Encelade, l'une des lunes les plus intrigantes de Saturne, est depuis longtemps un candidat majeur pour la vie extraterrestre en raison de son océan global et salé caché sous une surface glacée. Les scientifiques connaissaient déjà la perte de chaleur au pôle sud, où des geysers éjectent de la vapeur d'eau et des particules de glace. Cependant, une étude menée par des chercheurs de l'Université d'Oxford, du Southwest Research Institute et du Planetary Science Institute à Tucson, en Arizona, a révélé un flux de chaleur significatif au pôle nord également.
En utilisant des données de la sonde Cassini de la NASA, l'équipe a analysé la région polaire nord pendant l'hiver profond de 2005 et l'été de 2015. Les observations infrarouges du Composite InfraRed Spectrometer (CIRS) de Cassini ont montré que la surface y était environ 7 K plus chaude que prévu, indiquant une fuite de chaleur de l'océan sous-surface à 0°C (32°F) à travers la croûte glacée vers la surface glaciale à -223°C (-370°F).
Le flux de chaleur mesuré au pôle nord est de 46 ± 4 milliwatts par mètre carré, contribuant à un total d'environ 54 gigawatts sur l'ensemble d'Encelade—comparable à la production de 66 millions de panneaux solaires ou de 10 500 éoliennes. Cela correspond aux prévisions de chauffage de marée causé par la gravité de Saturne, maintenant un équilibre qui garde l'océan liquide sur de longues périodes.

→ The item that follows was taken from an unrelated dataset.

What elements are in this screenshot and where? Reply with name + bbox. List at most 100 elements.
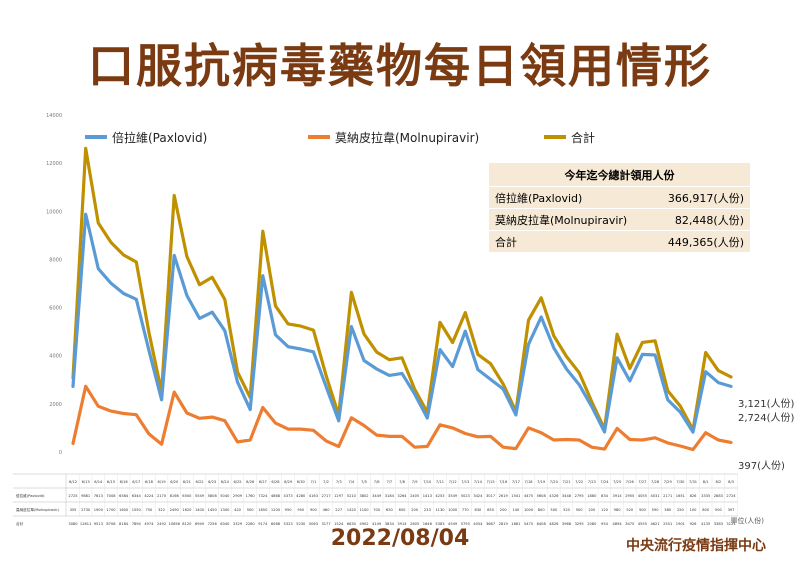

« Encelade est une cible clé dans la recherche de vie en dehors de la Terre, et comprendre la disponibilité à long terme de son énergie est essentiel pour déterminer si elle peut soutenir la vie », a déclaré le Dr Georgina Miles, auteure principale du Southwest Research Institute et de l'Université d'Oxford.
La recherche a également affiné les estimations de l'épaisseur de la coquille de glace : 20 à 23 km au pôle nord et 25 à 28 km en moyenne. « Comprendre combien de chaleur Encelade perd à l'échelle globale est crucial pour savoir si elle peut soutenir la vie », a ajouté le Dr Carly Howett, auteure correspondante d'Oxford et du Planetary Science Institute. « Il est vraiment excitant que ce nouveau résultat soutienne la durabilité à long terme d'Encelade, un composant crucial pour le développement de la vie. »
Ces insights aident à la planification de missions futures pour explorer l'océan, bien que l'âge exact de l'océan reste incertain.